La maggiore vittoria della mia generazione è stata il ristabilimento della democrazia - sono 28 anni interrotti, poco, è vero, ma si tratta del periodo più lungo della vigenza dello stato di diritto in tutta la storia del Brasile. Con la stabilità politica ed economica, abbiamo accumulato conquiste sociali sin dalla fine della dittatura militare, la più significativa è, senza alcun dubbio, la chiara diminuzione della miseria: un numero impressionante di 42 milioni di persone è salita socialmente negli ultimi 10 anni. Innegabile, ancora, l'importanza dell'implementazione di meccanismi di trasferimento di rendita, come le borsa famiglia, o di inclusione, come le quote razziali per l'ingresso nelle facoltà pubbliche.
Infelicemente, nel frattempo, nonostante tutti gli sforzi, è immenso il peso della nostra eredità di 500 anni di mancato rispetto delle regole. Continuiamo ad essere un paese dove, casa, educazione, salute, cultura e tempo libero non sono diritti di tutti, ma privilegi di alcuni. Dove la facoltà di andare e venire, in qualunque momento e a qualunque ora, non può essere esercitata perchè mancano le condizioni di sicurezza pubblica. Dove la stessa necessità di lavorare, in cambio di un salario minimo equivalente a circa 300 dollari mensili, va incontro a difficoltà elementari come la mancanza di un  trasporto adeguato. Dove il rispetto all'ambiente non esiste. Dove siamo abituati a prendere in giro le leggi.
Siamo un paese paradossale.
Adesso il Brasile sorge come una regione esotica, di spiagge paradisiache, foreste edeniche, carnevale, capoeira e calcio; adesso come un posto orribile, di violenza urbana, di turismo sessuale e prostituzione infantile, inottemperanza dei diritti umani e disprezzo per la natura.

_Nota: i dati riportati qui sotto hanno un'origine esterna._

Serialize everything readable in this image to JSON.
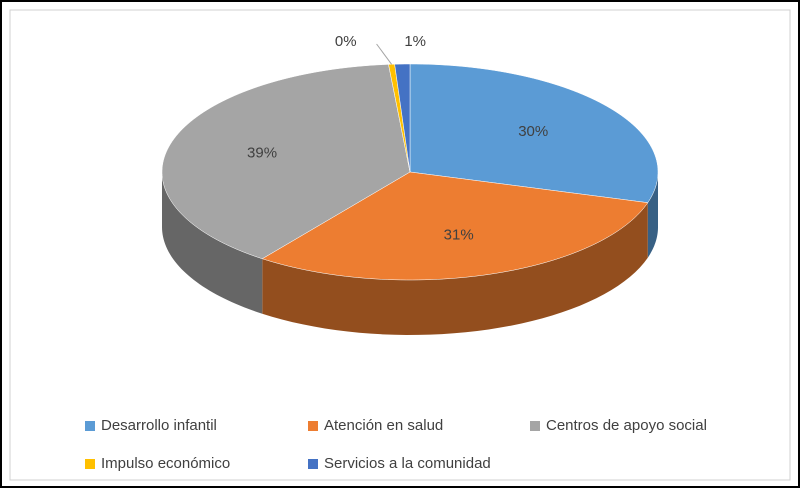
{
  "chart_data": {
    "type": "pie",
    "categories": [
      "Desarrollo infantil",
      "Atención en salud",
      "Centros de apoyo social",
      "Impulso económico",
      "Servicios a la comunidad"
    ],
    "values": [
      30,
      31,
      39,
      0.4,
      1
    ],
    "value_labels": [
      "30%",
      "31%",
      "39%",
      "0%",
      "1%"
    ],
    "colors": [
      "#5b9bd5",
      "#ed7d31",
      "#a5a5a5",
      "#ffc000",
      "#4472c4"
    ],
    "legend": "bottom"
  }
}
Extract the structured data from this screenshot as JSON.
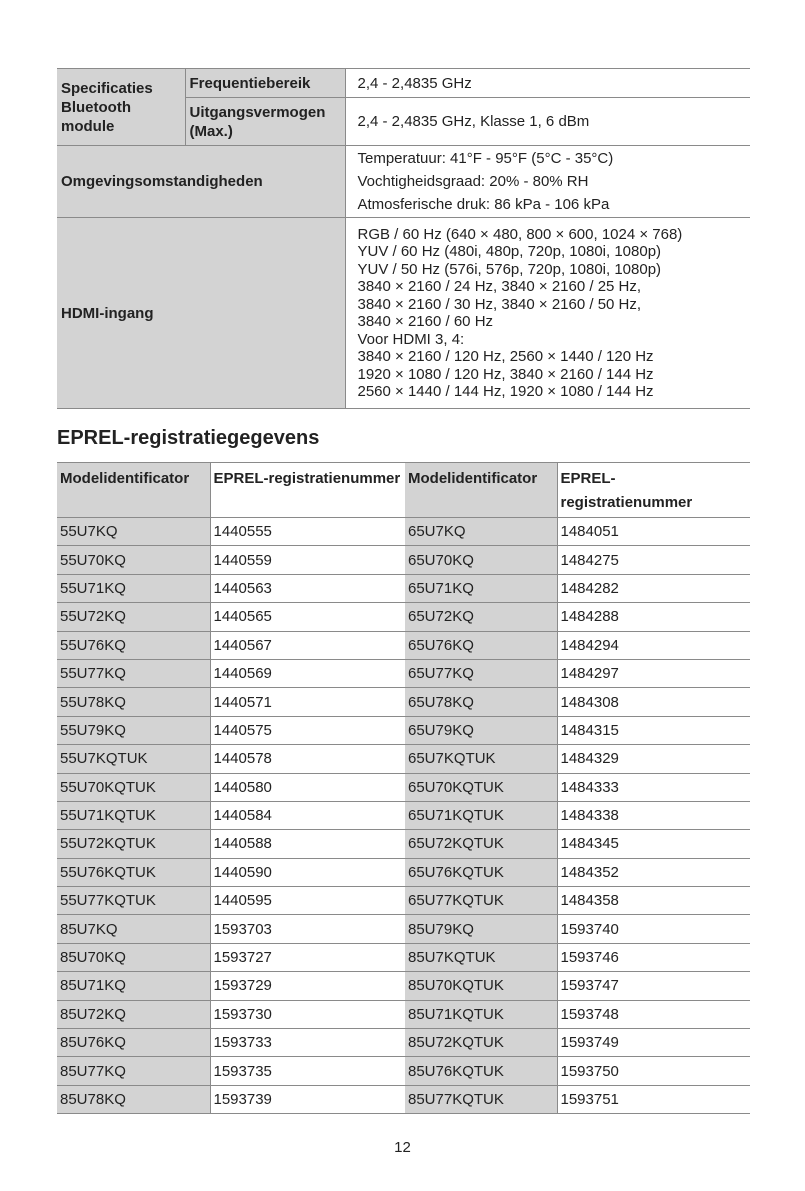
{
  "spec_table": {
    "bluetooth_label": "Specificaties Bluetooth module",
    "freq_label": "Frequentiebereik",
    "freq_value": "2,4 - 2,4835 GHz",
    "power_label": "Uitgangsvermogen (Max.)",
    "power_value": "2,4 - 2,4835 GHz, Klasse 1, 6 dBm",
    "env_label": "Omgevingsomstandigheden",
    "env_values": [
      "Temperatuur: 41°F - 95°F (5°C - 35°C)",
      "Vochtigheidsgraad: 20% - 80% RH",
      "Atmosferische druk: 86 kPa - 106 kPa"
    ],
    "hdmi_label": "HDMI-ingang",
    "hdmi_values": [
      "RGB / 60 Hz (640 × 480, 800 × 600, 1024 × 768)",
      "YUV / 60 Hz (480i, 480p, 720p, 1080i, 1080p)",
      "YUV / 50 Hz (576i, 576p, 720p, 1080i, 1080p)",
      "3840 × 2160 / 24 Hz, 3840 × 2160 / 25 Hz,",
      "3840 × 2160 / 30 Hz, 3840 × 2160 / 50 Hz,",
      "3840 × 2160 / 60 Hz",
      "Voor HDMI 3, 4:",
      "3840 × 2160 / 120 Hz, 2560 × 1440 / 120 Hz",
      "1920 × 1080 / 120 Hz, 3840 × 2160 / 144 Hz",
      "2560 × 1440 / 144 Hz, 1920 × 1080 / 144 Hz"
    ]
  },
  "eprel": {
    "heading": "EPREL-registratiegegevens",
    "headers": [
      "Modelidentificator",
      "EPREL-registratienummer",
      "Modelidentificator",
      "EPREL-registratienummer"
    ],
    "rows": [
      [
        "55U7KQ",
        "1440555",
        "65U7KQ",
        "1484051"
      ],
      [
        "55U70KQ",
        "1440559",
        "65U70KQ",
        "1484275"
      ],
      [
        "55U71KQ",
        "1440563",
        "65U71KQ",
        "1484282"
      ],
      [
        "55U72KQ",
        "1440565",
        "65U72KQ",
        "1484288"
      ],
      [
        "55U76KQ",
        "1440567",
        "65U76KQ",
        "1484294"
      ],
      [
        "55U77KQ",
        "1440569",
        "65U77KQ",
        "1484297"
      ],
      [
        "55U78KQ",
        "1440571",
        "65U78KQ",
        "1484308"
      ],
      [
        "55U79KQ",
        "1440575",
        "65U79KQ",
        "1484315"
      ],
      [
        "55U7KQTUK",
        "1440578",
        "65U7KQTUK",
        "1484329"
      ],
      [
        "55U70KQTUK",
        "1440580",
        "65U70KQTUK",
        "1484333"
      ],
      [
        "55U71KQTUK",
        "1440584",
        "65U71KQTUK",
        "1484338"
      ],
      [
        "55U72KQTUK",
        "1440588",
        "65U72KQTUK",
        "1484345"
      ],
      [
        "55U76KQTUK",
        "1440590",
        "65U76KQTUK",
        "1484352"
      ],
      [
        "55U77KQTUK",
        "1440595",
        "65U77KQTUK",
        "1484358"
      ],
      [
        "85U7KQ",
        "1593703",
        "85U79KQ",
        "1593740"
      ],
      [
        "85U70KQ",
        "1593727",
        "85U7KQTUK",
        "1593746"
      ],
      [
        "85U71KQ",
        "1593729",
        "85U70KQTUK",
        "1593747"
      ],
      [
        "85U72KQ",
        "1593730",
        "85U71KQTUK",
        "1593748"
      ],
      [
        "85U76KQ",
        "1593733",
        "85U72KQTUK",
        "1593749"
      ],
      [
        "85U77KQ",
        "1593735",
        "85U76KQTUK",
        "1593750"
      ],
      [
        "85U78KQ",
        "1593739",
        "85U77KQTUK",
        "1593751"
      ]
    ]
  },
  "page_number": "12"
}
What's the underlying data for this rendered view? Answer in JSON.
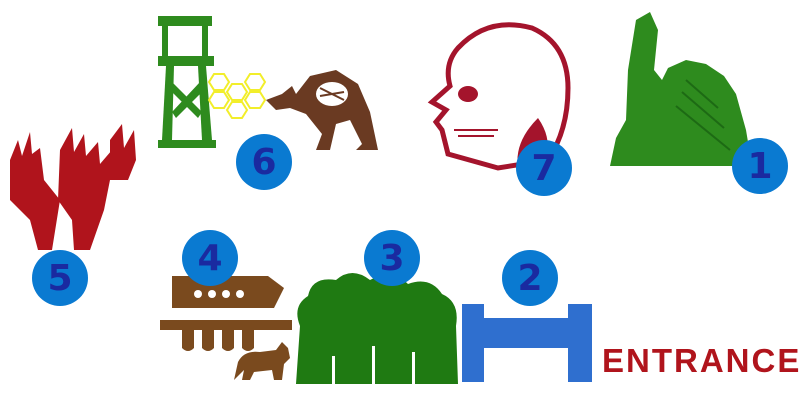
{
  "map": {
    "entrance_label": "ENTRANCE",
    "stops": [
      {
        "number": "1",
        "icon": "rock-figure-icon"
      },
      {
        "number": "2",
        "icon": "dock-icon"
      },
      {
        "number": "3",
        "icon": "forest-icon"
      },
      {
        "number": "4",
        "icon": "ark-icon"
      },
      {
        "number": "5",
        "icon": "elk-heads-icon"
      },
      {
        "number": "6",
        "icon": "watchtower-kangaroo-icon"
      },
      {
        "number": "7",
        "icon": "skull-icon"
      }
    ]
  },
  "colors": {
    "badge_fill": "#0a7ad1",
    "badge_text": "#1a2aa0",
    "red": "#b0141c",
    "green": "#2e8b1e",
    "forest_green": "#1f7a12",
    "brown": "#7a4a1e",
    "blue": "#2f6fcf",
    "yellow": "#f2ee2a"
  }
}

Adesso festeggiato come uno dei paesi più preparati per occupare il posto di protagonista nel mondo -- grandi ricchezze naturali, agricoltura, allevamento e industria diversificata, enorme potenziale di crescita, di produzione  di consumo: ora destinato ad un eterno ruolo secondario, di fornitore di materia prima e prodotti fabbricati con mano d'opera economica, per mancanza di competenza nell'amministrare la propria ricchezza.
Adesso, siamo la settima economia del pianeta. E restiamo al terzo posto tra i paesi più diseguali di tutti...
Ritorno, allora, alla domanda iniziale: che cosa significa abitare in questa regione situata nella periferia del mondo, scrivere in portoghese per lettori quasi inesistenti, lottare, infine, tutti i giorni, per costruire, in mezzo alle avversità, un senso alla vita?
Io credo, forse anche ingenuamente, al ruolo trasformatore della letteratura. Figlio di una lavandaia analfabeta e un venditore di popcorn semianalfabeta, io stesso venditore di popcorn, cassiere di botteghino, commesso di ferramenta, operaio tessile, tornitore meccanico, dirigente di fast food, ho avuto il mio destino cambiato dal contatto, sebbene fortuito, con i libri. E se la lettura di un libro può cambiare la direzione della vita di una persona ed essendo la società fatta di persone, allora la letteratura può cambiare la società.
Nei nostri tempi, di esacerbato attaccamento al narcisismo e stremato culto dell'individualismo, ciò che per noi è sconosciuto e che quindi dovrebbe risvegliare il fascino per il mutuo riconoscimento, viene visto, più che mai, come qualcosa che ci minaccia. Giriamo le spalle all'altro -- sia lui un immigrato, il povero, il nero, l'indigena, la donna, l'omosessuale -- come tentativo di preservarci, dimenticando che così implodiamo nella nostra condizione di esistere. Soccombiamo alla solitudine e all'egoismo e neghiamo noi stessi. Per oppormi a ciò, scrivo: voglio disturbare il lettore, modificarlo, per trasformare il mondo. Si tratta di un'utopia, lo so, ma mi alimento di utopie. Perché penso che il destino finale di tutti gli esseri umani dovrebbe essere unicamente questo, quello di trovare la felicità sulla Terra. Qui e adesso.